Como a Evolução substituiu a Criação para explicar a origem da vida?


INTRODUÇÃO
 
Francis Bacon
Muitas vezes, quando olhamos para os livros e compêndios científicos, temos a ideia de uma ciência que parece transcender a existência humana e suas contradições. Esse posicionamento, que coloca a ciência como isenta dos outros acontecimentos da vida humana, encontra uma de suas fontes nos escritos de Bacon (século 16), que afirmava ter a ciência somente bondade e neutralidade, inerentes ao próprio processo, e que qualquer mal que ela causasse seria consequência de sua má utilização.

Tal tradição seguiu ganhando adeptos e foi reforçada por Galileu, na mesma época, o qual afirmava que a ciência não deve estar sujeita a nenhuma limitação. Os cientistas deveriam ter o direito de buscar e praticar a verdade científica sem se preocuparem com suas possíveis consequências sociais perturbadoras. Por isso, ela foi sempre tratada de maneira asséptica e completamente afastada de outras variáveis que não dissessem respeito exclusivamente aos resultados empíricos que confirmassem ou não os seus estabelecimentos teóricos eminentemente racionais. 

 
Dessa maneira, recebemos os fatos e informações científicas protegidos pelo véu da atemporalidade e da neutralidade, como se fossem verdades absolutas. Informações isoladas, por mais atuais que sejam, já não satisfazem mais. É necessário perceber que a ciência não é algo acabado e sim um processo, sujeito a inúmeras influências que nem sempre estão comprometidas com a busca do conhecimento, mas que representam interesses de grupos particulares.

Este artigo abordará o desenvolvimento do darwinismo, um tema importantíssimo para a Igreja Adventista do Sétimo Dia, devido às suas implicações contrárias à Palavra de Deus. Queremos analisar o contexto econômico e social que favoreceu a substituição do relato bíblico da criação pela teoria da evolução nos meios acadêmicos na Inglaterra, durante o século 19, e verificar o efeito negativo dessa substituição no desenvolvimento da própria Biologia abordando a questão das origens.
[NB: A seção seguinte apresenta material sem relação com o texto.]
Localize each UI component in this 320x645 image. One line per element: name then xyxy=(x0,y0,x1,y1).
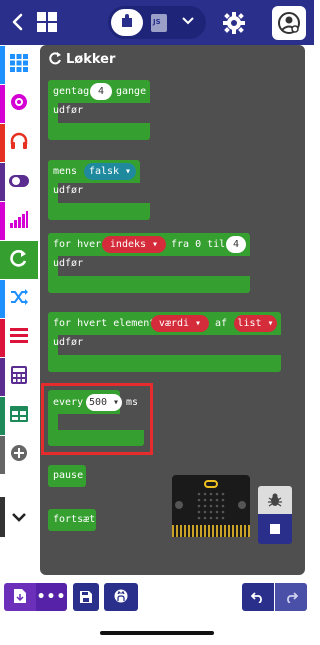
stop-simulator-button[interactable] xyxy=(258,514,292,544)
category-logic[interactable] xyxy=(0,163,38,201)
led-matrix xyxy=(197,492,225,520)
add-circle-icon xyxy=(10,444,28,466)
target-icon xyxy=(10,93,28,115)
redo-icon xyxy=(284,588,299,607)
for-each-block[interactable]: for hvert element værdi ▾ af list ▾ udfø… xyxy=(48,312,281,372)
every-ms-block[interactable]: every 500 ▾ ms xyxy=(48,390,144,446)
loop-icon xyxy=(9,248,29,272)
continue-block[interactable]: fortsæt xyxy=(48,509,96,531)
foreach-list-dropdown[interactable]: list ▾ xyxy=(234,315,277,332)
category-calc[interactable] xyxy=(0,358,38,396)
home-icon[interactable] xyxy=(36,11,58,33)
user-account-icon[interactable] xyxy=(272,6,306,40)
category-basic[interactable] xyxy=(0,46,38,84)
back-icon[interactable] xyxy=(8,12,28,32)
category-sidebar xyxy=(0,45,38,575)
bottom-toolbar: ••• xyxy=(0,575,314,645)
category-variables[interactable] xyxy=(0,319,38,357)
save-button[interactable] xyxy=(73,583,99,611)
download-file-icon xyxy=(14,588,26,607)
for-end-input[interactable]: 4 xyxy=(226,236,246,253)
microbit-simulator[interactable] xyxy=(172,475,250,537)
editor-toggle: JS xyxy=(108,6,206,39)
undo-button[interactable] xyxy=(242,583,274,611)
chevron-down-icon xyxy=(181,13,195,32)
repeat-block[interactable]: gentag 4 gange udfør xyxy=(48,80,150,140)
shuffle-icon xyxy=(10,288,28,310)
github-icon xyxy=(114,588,128,607)
while-condition-dropdown[interactable]: falsk ▾ xyxy=(84,163,136,180)
chevron-down-icon xyxy=(11,508,27,527)
debug-bug-icon[interactable] xyxy=(258,486,292,514)
stop-icon xyxy=(270,524,280,534)
settings-gear-icon[interactable] xyxy=(222,11,246,35)
break-block[interactable]: pause xyxy=(48,465,86,487)
every-ms-dropdown[interactable]: 500 ▾ xyxy=(86,394,122,411)
button-a[interactable] xyxy=(175,501,183,509)
category-input[interactable] xyxy=(0,85,38,123)
category-extensions[interactable] xyxy=(0,436,38,474)
loops-flyout: Løkker gentag 4 gange udfør mens falsk ▾… xyxy=(40,45,305,575)
undo-icon xyxy=(250,588,265,607)
microbit-logo xyxy=(204,480,218,488)
javascript-tab[interactable]: JS xyxy=(146,9,172,36)
grid-icon xyxy=(10,54,28,76)
flyout-title: Løkker xyxy=(48,51,115,67)
github-button[interactable] xyxy=(104,583,138,611)
ellipsis-icon: ••• xyxy=(36,589,67,605)
redo-button[interactable] xyxy=(275,583,307,611)
js-file-icon: JS xyxy=(151,13,167,32)
category-led[interactable] xyxy=(0,202,38,240)
for-index-block[interactable]: for hver indeks ▾ fra 0 til 4 udfør xyxy=(48,233,250,293)
edge-connector xyxy=(172,525,250,537)
for-variable-dropdown[interactable]: indeks ▾ xyxy=(102,236,166,253)
top-bar: JS xyxy=(0,0,314,45)
button-b[interactable] xyxy=(238,501,246,509)
puzzle-icon xyxy=(119,13,135,33)
language-dropdown[interactable] xyxy=(174,9,202,36)
signal-bars-icon xyxy=(10,210,28,232)
table-icon xyxy=(10,406,28,426)
category-loops[interactable] xyxy=(0,241,38,279)
loop-icon xyxy=(48,50,62,69)
more-options-button[interactable]: ••• xyxy=(36,583,67,611)
category-advanced[interactable] xyxy=(0,497,38,537)
toggle-icon xyxy=(9,173,29,192)
foreach-variable-dropdown[interactable]: værdi ▾ xyxy=(151,315,209,332)
while-block[interactable]: mens falsk ▾ udfør xyxy=(48,160,150,220)
headphones-icon xyxy=(10,132,28,154)
category-math[interactable] xyxy=(0,280,38,318)
home-indicator xyxy=(100,631,214,635)
calculator-icon xyxy=(11,366,27,388)
download-button[interactable] xyxy=(4,583,36,611)
repeat-count-input[interactable]: 4 xyxy=(90,83,112,100)
category-music[interactable] xyxy=(0,124,38,162)
save-disk-icon xyxy=(80,588,92,607)
list-lines-icon xyxy=(10,328,28,348)
blocks-tab[interactable] xyxy=(111,9,143,36)
category-arrays[interactable] xyxy=(0,397,38,435)
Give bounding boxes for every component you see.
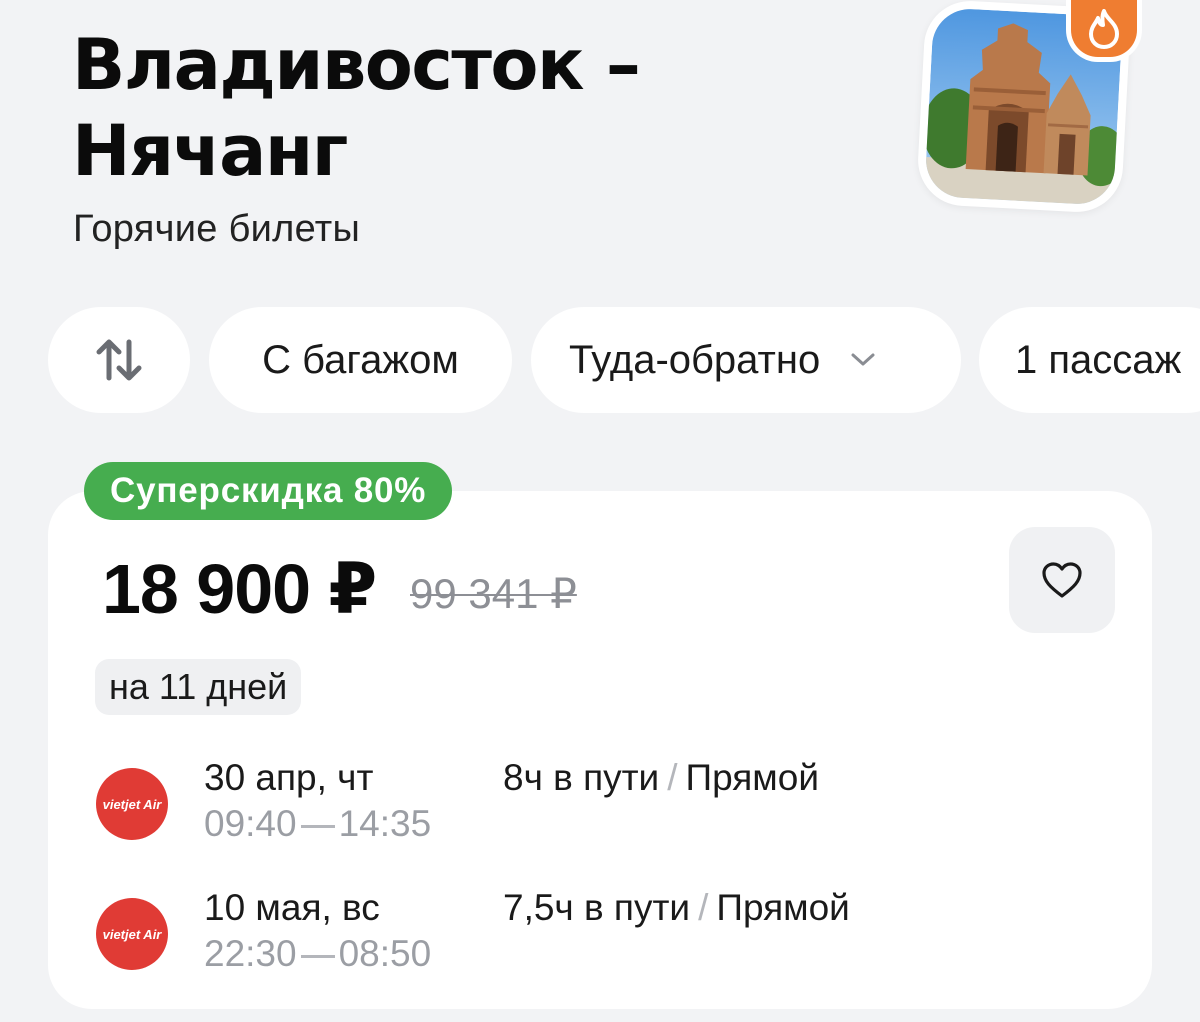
filter-chips: С багажом Туда-обратно 1 пассаж	[0, 307, 1200, 413]
route-title: Владивосток – Нячанг	[72, 22, 832, 194]
leg-times: 09:40 14:35	[204, 802, 431, 846]
info-separator: /	[698, 887, 709, 928]
trip-type-dropdown[interactable]: Туда-обратно	[531, 307, 961, 413]
swap-direction-button[interactable]	[48, 307, 190, 413]
arrive-time: 08:50	[338, 933, 432, 974]
passengers-chip[interactable]: 1 пассаж	[979, 307, 1200, 413]
flight-leg-return[interactable]: vietjet Air 10 мая, вс 22:30 08:50 7,5ч в…	[0, 886, 1200, 976]
info-separator: /	[667, 757, 678, 798]
route-title-line2: Нячанг	[72, 110, 348, 192]
current-price: 18 900 ₽	[102, 550, 377, 628]
heart-icon	[1042, 562, 1082, 598]
favorite-button[interactable]	[1009, 527, 1115, 633]
leg-info: 7,5ч в пути / Прямой	[503, 886, 850, 930]
screen: Владивосток – Нячанг Горячие билеты С ба…	[0, 0, 1200, 1022]
baggage-filter-chip[interactable]: С багажом	[209, 307, 512, 413]
time-dash	[300, 824, 335, 828]
airline-logo: vietjet Air	[96, 768, 168, 840]
chevron-down-icon	[850, 352, 876, 368]
old-price: 99 341 ₽	[410, 570, 577, 617]
baggage-filter-label: С багажом	[262, 337, 459, 382]
trip-duration-tag: на 11 дней	[95, 659, 302, 715]
airline-logo-text: vietjet Air	[103, 797, 163, 812]
depart-time: 09:40	[204, 803, 297, 844]
leg-info: 8ч в пути / Прямой	[503, 756, 819, 800]
passengers-label: 1 пассаж	[1015, 337, 1182, 382]
depart-time: 22:30	[204, 933, 297, 974]
swap-vertical-arrows-icon	[96, 339, 142, 381]
route-title-line1: Владивосток –	[72, 24, 641, 106]
travel-time: 8ч в пути	[503, 757, 660, 798]
leg-date: 30 апр, чт	[204, 757, 374, 798]
fire-icon	[1089, 8, 1119, 49]
airline-logo: vietjet Air	[96, 898, 168, 970]
discount-badge: Суперскидка 80%	[84, 462, 453, 520]
page-subtitle: Горячие билеты	[73, 208, 361, 250]
airline-logo-text: vietjet Air	[103, 927, 163, 942]
leg-date: 10 мая, вс	[204, 887, 380, 928]
flight-leg-outbound[interactable]: vietjet Air 30 апр, чт 09:40 14:35 8ч в п…	[0, 756, 1200, 846]
stops-label: Прямой	[716, 887, 850, 928]
trip-type-label: Туда-обратно	[569, 337, 821, 382]
arrive-time: 14:35	[338, 803, 432, 844]
time-dash	[300, 954, 335, 958]
hot-offer-badge	[1066, 0, 1142, 62]
stops-label: Прямой	[685, 757, 819, 798]
leg-times: 22:30 08:50	[204, 932, 431, 976]
travel-time: 7,5ч в пути	[503, 887, 691, 928]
Uma questão que invariavelmente é colocada por aqueles que se dedicam ao estudo das origens é saber qual ou quais as causas que levaram à rejeição do relato bíblico da criação e à aceitação da teoria evolucionista sobre a origem da vida. Durante muito tempo, a narrativa bíblica era aceita pela maioria das pessoas, mas hoje vemos um quadro diferente. Muitos cientistas veem um universo governado por leis naturais que não necessitam da ação de um Criador, e a teoria da evolução é aceita como sendo capaz de explicar a origem da vida em nosso planeta. Mas como ocorreu essa mudança ao longo do tempo?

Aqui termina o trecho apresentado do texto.